Despite significant investment into safety training, large language models
(LLMs) deployed in the real world still suffer from numerous vulnerabilities.
One perspective on LLM safety training is that it algorithmically forbids the
model from answering toxic or harmful queries. To assess the effectiveness of
safety training, in this work, we study forbidden tasks, i.e., tasks the model
is designed to refuse to answer. Specifically, we investigate whether
in-context learning (ICL) can be used to re-learn forbidden tasks despite the
explicit fine-tuning of the model to refuse them. We first examine a toy
example of refusing sentiment classification to demonstrate the problem. Then,
we use ICL on a model fine-tuned to refuse to summarise made-up news articles.

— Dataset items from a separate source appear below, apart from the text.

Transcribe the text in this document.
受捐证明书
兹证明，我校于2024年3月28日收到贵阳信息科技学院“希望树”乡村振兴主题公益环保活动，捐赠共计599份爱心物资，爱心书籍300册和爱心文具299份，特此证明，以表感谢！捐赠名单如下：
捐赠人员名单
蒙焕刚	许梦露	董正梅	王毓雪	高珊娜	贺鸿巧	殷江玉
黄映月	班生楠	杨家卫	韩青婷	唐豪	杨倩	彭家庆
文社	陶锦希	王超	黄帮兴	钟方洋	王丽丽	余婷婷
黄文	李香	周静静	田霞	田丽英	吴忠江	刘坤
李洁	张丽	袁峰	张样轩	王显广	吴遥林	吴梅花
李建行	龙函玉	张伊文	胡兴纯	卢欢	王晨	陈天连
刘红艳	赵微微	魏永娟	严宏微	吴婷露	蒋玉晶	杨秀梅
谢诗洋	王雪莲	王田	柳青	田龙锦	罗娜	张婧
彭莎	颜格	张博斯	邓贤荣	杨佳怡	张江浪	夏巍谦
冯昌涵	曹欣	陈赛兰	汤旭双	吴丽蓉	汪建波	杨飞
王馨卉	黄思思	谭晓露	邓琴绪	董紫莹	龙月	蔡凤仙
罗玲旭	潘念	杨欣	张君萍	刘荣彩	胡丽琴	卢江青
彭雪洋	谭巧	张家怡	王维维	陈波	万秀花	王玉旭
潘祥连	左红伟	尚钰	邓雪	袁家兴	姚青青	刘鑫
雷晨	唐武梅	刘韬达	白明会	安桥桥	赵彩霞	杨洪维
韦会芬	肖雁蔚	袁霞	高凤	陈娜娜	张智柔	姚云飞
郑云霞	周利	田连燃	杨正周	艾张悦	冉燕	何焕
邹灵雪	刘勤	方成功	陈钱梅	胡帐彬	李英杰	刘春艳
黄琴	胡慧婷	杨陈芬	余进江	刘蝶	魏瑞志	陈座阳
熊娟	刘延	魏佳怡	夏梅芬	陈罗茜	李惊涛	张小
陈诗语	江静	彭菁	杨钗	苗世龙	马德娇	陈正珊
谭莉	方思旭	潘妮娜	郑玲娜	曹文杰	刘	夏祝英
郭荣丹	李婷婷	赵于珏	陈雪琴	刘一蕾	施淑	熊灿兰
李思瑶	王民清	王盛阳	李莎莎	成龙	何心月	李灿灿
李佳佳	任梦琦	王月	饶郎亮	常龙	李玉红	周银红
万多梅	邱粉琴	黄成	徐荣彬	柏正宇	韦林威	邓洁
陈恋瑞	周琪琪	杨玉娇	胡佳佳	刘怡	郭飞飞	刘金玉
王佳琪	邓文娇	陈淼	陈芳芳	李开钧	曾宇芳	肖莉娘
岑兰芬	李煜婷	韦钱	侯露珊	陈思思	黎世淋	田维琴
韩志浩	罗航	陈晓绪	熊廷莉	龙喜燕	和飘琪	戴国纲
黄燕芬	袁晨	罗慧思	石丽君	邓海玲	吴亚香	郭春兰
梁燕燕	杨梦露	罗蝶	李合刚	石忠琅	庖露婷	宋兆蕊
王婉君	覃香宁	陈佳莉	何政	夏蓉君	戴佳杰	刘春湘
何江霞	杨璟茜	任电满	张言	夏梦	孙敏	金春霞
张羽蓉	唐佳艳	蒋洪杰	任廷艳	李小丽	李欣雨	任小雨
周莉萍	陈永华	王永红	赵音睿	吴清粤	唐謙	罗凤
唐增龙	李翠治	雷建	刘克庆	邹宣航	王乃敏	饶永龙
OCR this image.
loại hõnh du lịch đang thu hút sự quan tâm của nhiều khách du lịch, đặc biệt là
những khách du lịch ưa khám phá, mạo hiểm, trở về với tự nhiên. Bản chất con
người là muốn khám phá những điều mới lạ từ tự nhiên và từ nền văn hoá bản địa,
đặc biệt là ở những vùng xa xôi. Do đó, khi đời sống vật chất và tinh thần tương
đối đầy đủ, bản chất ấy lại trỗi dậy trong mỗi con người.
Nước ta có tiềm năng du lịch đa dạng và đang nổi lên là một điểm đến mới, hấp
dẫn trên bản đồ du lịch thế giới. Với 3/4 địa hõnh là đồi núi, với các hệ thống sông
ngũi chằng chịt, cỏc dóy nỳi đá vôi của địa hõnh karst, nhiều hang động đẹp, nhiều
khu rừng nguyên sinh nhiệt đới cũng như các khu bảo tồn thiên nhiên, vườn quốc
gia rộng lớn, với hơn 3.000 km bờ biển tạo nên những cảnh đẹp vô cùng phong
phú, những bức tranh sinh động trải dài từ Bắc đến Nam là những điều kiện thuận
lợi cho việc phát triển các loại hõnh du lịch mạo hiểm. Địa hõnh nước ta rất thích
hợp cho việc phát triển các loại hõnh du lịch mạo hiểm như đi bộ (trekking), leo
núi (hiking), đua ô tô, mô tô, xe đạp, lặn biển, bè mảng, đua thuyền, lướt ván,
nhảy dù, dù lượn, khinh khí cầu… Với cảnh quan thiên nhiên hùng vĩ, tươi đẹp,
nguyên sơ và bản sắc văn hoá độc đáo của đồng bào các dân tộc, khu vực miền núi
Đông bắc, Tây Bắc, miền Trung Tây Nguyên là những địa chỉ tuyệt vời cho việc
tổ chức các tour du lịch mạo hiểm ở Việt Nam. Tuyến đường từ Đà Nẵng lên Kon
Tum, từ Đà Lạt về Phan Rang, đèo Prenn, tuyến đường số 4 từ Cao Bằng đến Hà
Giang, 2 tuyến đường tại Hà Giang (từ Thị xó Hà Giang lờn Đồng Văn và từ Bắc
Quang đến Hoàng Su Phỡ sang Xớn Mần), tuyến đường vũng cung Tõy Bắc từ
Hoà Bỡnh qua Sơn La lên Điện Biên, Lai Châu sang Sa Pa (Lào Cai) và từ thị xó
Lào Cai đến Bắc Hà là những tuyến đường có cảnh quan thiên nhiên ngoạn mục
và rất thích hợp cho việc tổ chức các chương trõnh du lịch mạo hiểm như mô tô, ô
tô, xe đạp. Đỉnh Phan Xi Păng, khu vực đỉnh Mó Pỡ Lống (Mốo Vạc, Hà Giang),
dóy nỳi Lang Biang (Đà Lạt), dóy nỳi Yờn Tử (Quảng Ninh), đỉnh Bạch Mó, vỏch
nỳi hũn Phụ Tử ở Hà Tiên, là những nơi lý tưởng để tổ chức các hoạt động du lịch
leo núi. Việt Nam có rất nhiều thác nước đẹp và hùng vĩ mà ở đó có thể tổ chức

Finally, we investigate whether ICL can undo safety training, which could
represent a major security risk. For the safety task, we look at Vicuna-7B,
Starling-7B, and Llama2-7B. We show that the attack works out-of-the-box on
Starling-7B and Vicuna-7B but fails on Llama2-7B. Finally, we propose an ICL
attack that uses the chat template tokens like a prompt injection attack to
achieve a better attack success rate on Vicuna-7B and Starling-7B.
Trigger Warning: the appendix contains LLM-generated text with violence,
suicide, and misinformation.

通过研究 LLMs 模型的安全训练以及禁止任务的学习，本文探讨了在明确禁止模型回答任务的情况下，是否可以使用上下文学习（ICL）重新学习这些任务。研究结果显示，ICL 可以成功地破坏安全训练，从而带来了重大的安全风险。